L’esprit humain, dans les choses de la raison pure, débute par le dogmatisme. Ce premier pas est celui de l’enfance. Plus tard, averti par l’expérience, il devient plus circonspect, censure les jugements qu’il avait portés jusque-là sans examen et arrive ainsi inévitablement au doute par rapport à tout usage transcendant des principes. Ce second pas est ce qu’on nomme le scepticisme. Mais l’esprit humain ne peut s’arrêter dans cet état. Il ne lui suffit pas de conjecturer, d’après l’examen de certains faits de la raison, que celle-ci a des bornes et qu’elle est ignorante sur tel ou tel point ; mais il veut pouvoir fixer ces bornes suivant des principes déterminés et avoir en quelque sorte la science de son ignorance. Or pour cela il faut qu’il soumette à son examen, non plus seulement les faits de la raison, mais la raison elle-même considérée dans toute son étendue. Ce troisième pas, qui ne peut être fait que par un jugement mûr et viril, est celui de la critique. C’est là seulement que notre esprit peut trouver enfin le repos, parce que c’est là seulement qu’il peut trouver la certitude. Le scepticisme ne saurait être pour lui qu’un lieu de passage, où il songe au voyage dogmatique qu’il vient de faire et se prépare à choisir une route plus sûre ; mais ce n’est pas un lieu où il puisse fixer sa résidence. Ce lien ne peut se trouver que dans la critique, qui lui montre les limites précises où il doit se renfermer, et lui donne ce que je viens d’appeler, d’après Kant (p. 326), la science de son ignorance.

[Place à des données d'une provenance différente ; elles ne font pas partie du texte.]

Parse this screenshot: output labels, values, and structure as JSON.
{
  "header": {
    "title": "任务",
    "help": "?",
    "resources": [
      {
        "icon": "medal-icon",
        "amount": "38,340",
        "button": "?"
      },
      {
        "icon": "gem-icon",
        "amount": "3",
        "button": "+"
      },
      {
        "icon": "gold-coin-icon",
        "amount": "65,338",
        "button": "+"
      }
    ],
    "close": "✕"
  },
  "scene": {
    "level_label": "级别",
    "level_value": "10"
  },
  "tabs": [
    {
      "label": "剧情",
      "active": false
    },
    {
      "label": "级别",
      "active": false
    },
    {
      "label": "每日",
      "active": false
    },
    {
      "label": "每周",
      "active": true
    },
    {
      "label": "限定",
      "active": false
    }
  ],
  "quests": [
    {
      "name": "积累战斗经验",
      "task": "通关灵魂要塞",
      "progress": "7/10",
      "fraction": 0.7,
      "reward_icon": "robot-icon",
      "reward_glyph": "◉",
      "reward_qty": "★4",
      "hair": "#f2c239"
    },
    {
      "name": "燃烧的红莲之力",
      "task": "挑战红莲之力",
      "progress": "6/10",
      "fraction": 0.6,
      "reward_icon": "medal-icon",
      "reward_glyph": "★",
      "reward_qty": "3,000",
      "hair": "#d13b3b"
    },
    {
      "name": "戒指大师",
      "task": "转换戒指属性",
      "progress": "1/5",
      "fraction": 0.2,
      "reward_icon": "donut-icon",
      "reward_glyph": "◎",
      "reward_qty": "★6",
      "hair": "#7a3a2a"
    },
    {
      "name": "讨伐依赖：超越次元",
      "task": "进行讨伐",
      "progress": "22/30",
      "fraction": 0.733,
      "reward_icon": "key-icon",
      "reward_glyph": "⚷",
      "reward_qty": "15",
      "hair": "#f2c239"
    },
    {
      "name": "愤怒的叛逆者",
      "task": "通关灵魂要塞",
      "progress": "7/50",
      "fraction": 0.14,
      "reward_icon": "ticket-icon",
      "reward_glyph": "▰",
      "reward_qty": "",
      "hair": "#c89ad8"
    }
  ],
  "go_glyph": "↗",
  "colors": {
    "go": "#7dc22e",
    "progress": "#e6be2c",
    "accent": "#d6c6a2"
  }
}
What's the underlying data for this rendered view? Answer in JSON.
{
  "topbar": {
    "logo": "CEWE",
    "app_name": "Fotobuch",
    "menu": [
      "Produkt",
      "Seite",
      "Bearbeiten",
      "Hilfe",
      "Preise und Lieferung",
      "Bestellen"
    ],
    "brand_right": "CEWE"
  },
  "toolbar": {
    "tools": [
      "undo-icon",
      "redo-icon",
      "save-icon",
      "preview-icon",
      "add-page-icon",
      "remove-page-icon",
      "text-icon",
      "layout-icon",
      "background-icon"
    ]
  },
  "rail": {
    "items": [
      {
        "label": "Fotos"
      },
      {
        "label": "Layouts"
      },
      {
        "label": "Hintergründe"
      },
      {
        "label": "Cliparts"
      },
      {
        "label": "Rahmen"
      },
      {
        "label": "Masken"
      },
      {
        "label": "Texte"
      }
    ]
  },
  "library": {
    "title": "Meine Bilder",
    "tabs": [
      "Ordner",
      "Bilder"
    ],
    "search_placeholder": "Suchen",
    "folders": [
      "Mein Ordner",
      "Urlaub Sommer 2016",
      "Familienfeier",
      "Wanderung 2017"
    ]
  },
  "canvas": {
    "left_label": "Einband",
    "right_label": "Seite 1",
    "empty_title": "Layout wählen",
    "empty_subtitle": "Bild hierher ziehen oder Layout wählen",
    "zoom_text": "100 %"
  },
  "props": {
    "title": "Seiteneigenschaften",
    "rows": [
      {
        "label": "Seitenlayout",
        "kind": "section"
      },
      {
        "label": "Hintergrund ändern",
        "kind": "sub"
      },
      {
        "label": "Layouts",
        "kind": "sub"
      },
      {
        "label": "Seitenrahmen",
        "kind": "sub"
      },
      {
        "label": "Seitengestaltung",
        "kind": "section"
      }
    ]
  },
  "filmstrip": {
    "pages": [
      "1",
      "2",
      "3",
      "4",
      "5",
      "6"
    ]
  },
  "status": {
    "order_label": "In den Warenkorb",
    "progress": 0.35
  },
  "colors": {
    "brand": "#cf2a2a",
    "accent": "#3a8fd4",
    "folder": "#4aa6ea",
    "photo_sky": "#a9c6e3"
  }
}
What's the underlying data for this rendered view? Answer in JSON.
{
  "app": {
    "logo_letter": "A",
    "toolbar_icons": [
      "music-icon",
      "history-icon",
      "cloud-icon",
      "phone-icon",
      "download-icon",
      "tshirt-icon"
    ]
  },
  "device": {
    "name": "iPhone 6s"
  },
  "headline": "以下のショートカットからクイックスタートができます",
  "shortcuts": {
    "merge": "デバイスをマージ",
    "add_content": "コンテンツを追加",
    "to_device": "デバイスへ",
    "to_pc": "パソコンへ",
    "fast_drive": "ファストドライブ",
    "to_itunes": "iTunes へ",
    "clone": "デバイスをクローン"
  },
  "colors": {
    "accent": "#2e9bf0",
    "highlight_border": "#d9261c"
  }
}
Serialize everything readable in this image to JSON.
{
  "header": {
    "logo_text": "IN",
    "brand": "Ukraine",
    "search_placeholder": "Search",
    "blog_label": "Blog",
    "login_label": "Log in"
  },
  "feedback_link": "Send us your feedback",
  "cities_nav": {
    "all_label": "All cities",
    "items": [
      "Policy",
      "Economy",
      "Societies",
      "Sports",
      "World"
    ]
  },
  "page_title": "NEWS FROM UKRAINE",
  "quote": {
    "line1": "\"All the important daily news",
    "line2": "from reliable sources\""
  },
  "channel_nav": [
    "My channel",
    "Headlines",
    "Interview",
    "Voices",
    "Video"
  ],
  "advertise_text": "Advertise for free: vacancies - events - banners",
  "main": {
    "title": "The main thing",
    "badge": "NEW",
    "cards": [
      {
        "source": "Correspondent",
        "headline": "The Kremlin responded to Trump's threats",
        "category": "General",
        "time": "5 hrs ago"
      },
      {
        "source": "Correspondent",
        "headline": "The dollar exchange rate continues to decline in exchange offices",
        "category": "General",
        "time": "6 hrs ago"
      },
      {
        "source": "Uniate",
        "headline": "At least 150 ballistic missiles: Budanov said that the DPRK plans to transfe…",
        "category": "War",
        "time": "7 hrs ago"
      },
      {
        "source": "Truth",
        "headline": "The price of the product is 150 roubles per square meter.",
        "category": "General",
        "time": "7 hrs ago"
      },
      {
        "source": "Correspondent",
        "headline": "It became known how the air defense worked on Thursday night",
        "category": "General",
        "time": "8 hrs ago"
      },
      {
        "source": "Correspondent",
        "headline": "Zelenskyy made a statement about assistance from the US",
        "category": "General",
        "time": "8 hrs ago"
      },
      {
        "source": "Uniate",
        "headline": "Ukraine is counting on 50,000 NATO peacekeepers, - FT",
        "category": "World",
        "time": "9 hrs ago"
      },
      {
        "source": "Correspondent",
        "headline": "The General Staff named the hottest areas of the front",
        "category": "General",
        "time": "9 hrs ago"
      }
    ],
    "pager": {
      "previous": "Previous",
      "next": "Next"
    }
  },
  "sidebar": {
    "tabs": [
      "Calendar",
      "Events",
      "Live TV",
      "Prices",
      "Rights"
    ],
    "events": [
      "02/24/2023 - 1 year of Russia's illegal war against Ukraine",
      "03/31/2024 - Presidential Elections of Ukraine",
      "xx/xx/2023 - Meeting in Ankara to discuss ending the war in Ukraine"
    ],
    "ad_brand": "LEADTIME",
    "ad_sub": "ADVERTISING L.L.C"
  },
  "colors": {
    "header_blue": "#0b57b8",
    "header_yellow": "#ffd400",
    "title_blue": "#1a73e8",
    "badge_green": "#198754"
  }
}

Il y a en effet deux espèces de connaissance de notre ignorance : l’une qui résulte d’une expérience sans principe et sans méthode, et qui n’est, pour ainsi dire, qu’une perception ; l’autre, qui est le fruit d’un examen approfondi des sources mêmes de toute connaissance et qui mérite vraiment le nom de science. La première ne nous montre l’ignorance que comme un fait sans nous en découvrir la nécessité, et par conséquent elle ne décide rien touchant les droits de la raison ; la seconde nous révèle cette nécessité et nous apprend tout ce que nous pouvons savoir à cet égard. Le scepticisme se borne à la première ; la critique seule donne la seconde.